#25〜レヴィアタン〜
突如上空に現れた”堕闇の守護者ベルゼブブ”はなぜか僕の名前を知っていた。
この世界で僕の名前を知っているのはマーガレットやジャバルさんにルミナさん、それにノルズの街でお世話になった人達だけなはずだ…。
それがどうした訳か堕天使サタンが率いるリベリオン軍の守護者の1人、ベルゼブブがなぜ知っているのかという事だ…。しかも転生者という事もバレている。
「何か解せないという顔をしていますね、転生者ハルト様…」
「なぜ僕の事を知っている?それに”彼女が現れる事は無い”ってどういう意味だ?」
「ふふふっ…まぁいいでしょう。
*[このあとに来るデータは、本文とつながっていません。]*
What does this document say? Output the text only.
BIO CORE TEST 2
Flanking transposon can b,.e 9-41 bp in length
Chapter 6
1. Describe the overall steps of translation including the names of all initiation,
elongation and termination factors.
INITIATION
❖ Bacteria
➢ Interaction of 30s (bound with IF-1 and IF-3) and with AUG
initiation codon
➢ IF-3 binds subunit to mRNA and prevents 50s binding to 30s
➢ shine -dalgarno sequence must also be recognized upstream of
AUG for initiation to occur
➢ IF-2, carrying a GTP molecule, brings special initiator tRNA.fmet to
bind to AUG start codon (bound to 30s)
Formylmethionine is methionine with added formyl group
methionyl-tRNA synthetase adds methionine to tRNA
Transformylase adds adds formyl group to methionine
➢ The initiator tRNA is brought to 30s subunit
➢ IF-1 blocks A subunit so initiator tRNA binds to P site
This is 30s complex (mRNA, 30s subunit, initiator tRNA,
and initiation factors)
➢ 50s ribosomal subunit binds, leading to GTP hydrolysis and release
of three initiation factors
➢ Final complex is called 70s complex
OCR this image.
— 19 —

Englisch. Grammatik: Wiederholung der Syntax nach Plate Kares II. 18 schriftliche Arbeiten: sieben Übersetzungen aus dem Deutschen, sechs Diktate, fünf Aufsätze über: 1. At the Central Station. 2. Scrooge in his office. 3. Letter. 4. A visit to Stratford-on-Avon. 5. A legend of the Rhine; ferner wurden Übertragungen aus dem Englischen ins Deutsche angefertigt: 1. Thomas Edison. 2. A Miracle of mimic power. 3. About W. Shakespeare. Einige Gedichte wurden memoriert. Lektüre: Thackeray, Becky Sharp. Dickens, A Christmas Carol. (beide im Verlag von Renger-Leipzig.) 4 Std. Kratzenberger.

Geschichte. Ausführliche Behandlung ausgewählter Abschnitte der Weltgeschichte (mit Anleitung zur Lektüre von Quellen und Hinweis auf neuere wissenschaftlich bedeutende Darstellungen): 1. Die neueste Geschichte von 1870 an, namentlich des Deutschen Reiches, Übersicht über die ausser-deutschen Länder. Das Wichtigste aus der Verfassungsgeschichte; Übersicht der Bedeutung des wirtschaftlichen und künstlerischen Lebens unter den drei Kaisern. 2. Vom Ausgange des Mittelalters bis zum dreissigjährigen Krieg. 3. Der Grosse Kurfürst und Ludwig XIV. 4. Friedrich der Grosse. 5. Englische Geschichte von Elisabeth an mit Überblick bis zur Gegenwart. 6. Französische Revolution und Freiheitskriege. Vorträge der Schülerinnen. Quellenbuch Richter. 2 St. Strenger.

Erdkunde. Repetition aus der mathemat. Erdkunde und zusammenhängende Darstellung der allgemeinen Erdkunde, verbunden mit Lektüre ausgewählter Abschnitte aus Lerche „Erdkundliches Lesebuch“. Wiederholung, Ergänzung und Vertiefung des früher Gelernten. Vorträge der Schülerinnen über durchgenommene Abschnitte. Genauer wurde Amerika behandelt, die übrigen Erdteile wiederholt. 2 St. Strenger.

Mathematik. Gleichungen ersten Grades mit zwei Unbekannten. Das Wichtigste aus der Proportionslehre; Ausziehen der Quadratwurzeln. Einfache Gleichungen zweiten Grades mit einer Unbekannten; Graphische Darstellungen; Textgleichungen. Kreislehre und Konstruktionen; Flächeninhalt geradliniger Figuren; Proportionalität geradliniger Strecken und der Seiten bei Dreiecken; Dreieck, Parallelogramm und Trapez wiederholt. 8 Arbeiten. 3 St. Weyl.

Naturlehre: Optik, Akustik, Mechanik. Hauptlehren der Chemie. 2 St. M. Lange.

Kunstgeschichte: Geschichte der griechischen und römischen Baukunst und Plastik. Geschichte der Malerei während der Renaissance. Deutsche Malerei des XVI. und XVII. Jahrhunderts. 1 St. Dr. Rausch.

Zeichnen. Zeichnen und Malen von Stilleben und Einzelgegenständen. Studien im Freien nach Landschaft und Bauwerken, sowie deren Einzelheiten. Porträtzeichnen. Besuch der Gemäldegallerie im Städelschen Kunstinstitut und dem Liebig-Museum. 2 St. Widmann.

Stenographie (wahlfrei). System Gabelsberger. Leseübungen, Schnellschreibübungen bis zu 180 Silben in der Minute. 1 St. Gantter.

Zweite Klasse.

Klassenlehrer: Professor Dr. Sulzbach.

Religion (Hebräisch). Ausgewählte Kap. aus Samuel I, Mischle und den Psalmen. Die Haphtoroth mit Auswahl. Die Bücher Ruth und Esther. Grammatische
出会った記念に今回は特別に教えて差し上げます。まず初めになぜ私がハルト様の事を知っているのかというと、”私達”は転生者を感知する事が出来ます。ですのでハルト様がこの世界に召喚された時すでに貴方の存在は感知しておりました。」
「私達…?」
「はい。”私達”でございます。そして次の質問の返答ですが…そうですね………どう伝えればいいのやら…。」
「相変わらず人を小馬鹿にした態度ですねベルゼブブ…勿体ぶって無いで早くドライアドの居場所を教えたらどうですか?」
いつにもなくマーガレットが少し焦っている様に感じる。
「随分と言う様になりましたねヴァルキリー…100年前は泣いてばかりだった貴女が。」
「っ!!」
思った通りマーガレットとベルゼブブは以前にも面識があるようだ。
それに堕天使サタンが率いるリベリオン軍の守護者という事は、かつての厄災に参加していた可能性もある…。
というかこの2人の関係性を見る限り多分そうだろう。
「ふふふっ…。まぁ少し落ち着いて下さいヴァルキリー。貴方達が探しているドライアドですが、さっき言った言葉通りの意味なんですよ…ククッ。残念ですが彼女に会える事は…フッ……フフフッ…もう……クククッ……2度とありませんヨォォォォ!!!」
ベルゼブブはそう言うと人を小馬鹿にしたような態度で、この森に響き渡るくらい大きな声で高らかに笑い始める。
「フハハハハハハハハハハ!!!!!!!!!!!残念でしたあぁぁぁぁぁ!!!!」
「…れ」
「うぅ〜ん?何か言いましたか?」
「黙れって言ってるんだよ!!!」
「ハルト様…」
ドライアドさんに何があったのかは分からない。
ただ、ベルゼブブの態度を見る限り何があったのかは大体想像が付く…。
「初めて会った人にこんな事を言うのも失礼だけど、僕はお前が嫌いだ。」
「おや!それは残念ですね〜。貴方とは仲良くなりたいと思っていたのですが…。嫌われてしまってはしょうがないですね…我が主人の為にも貴方達をこの場で制裁致します。」
ベルゼブブはそう言うと身体から闇のオーラを放出してそのオーラを両手に集中させる。
そのオーラは次第に鉤爪のような武器へと形を変えていった。
「クククッ…さぁ死ぬ準備は出来ていますか?」
僕はすかさずマテリアルウェポンを手に取り属性を『光』に合わせる。
僕は脳内で”ブレード”をイメージして具現化するとベルゼブブに向けてそれを構えて戦闘態勢に入った。
「ほう…。何やら変わった武器をお持ちのようですね。まぁいいでしょう。貴方達が2人で来るというのなら…ククッ、せっかくなので私の従者を1人ご紹介しましょう。出て来なさい!私の可愛い従者よ!」
ベルゼブブのその言葉と同時に湖に魔法陣が展開し始めるとその中から1人の少女が現れた。
魔法陣から出て来た少女の容姿は幼く、髪は根元から毛先にかけて鮮やかな青色のグラデーションになっていた。
その少女は空中を浮遊しながら僕達の元へ降り立つと、ゆっくりと目を開けてこちらを見た。
「そっ…そんな…何で?」
「マーガレット…?」
「クククッ…」
不適な笑みを浮かべるベルゼブブをよそにマーガレットは悲壮感に満ちた声でこう言った。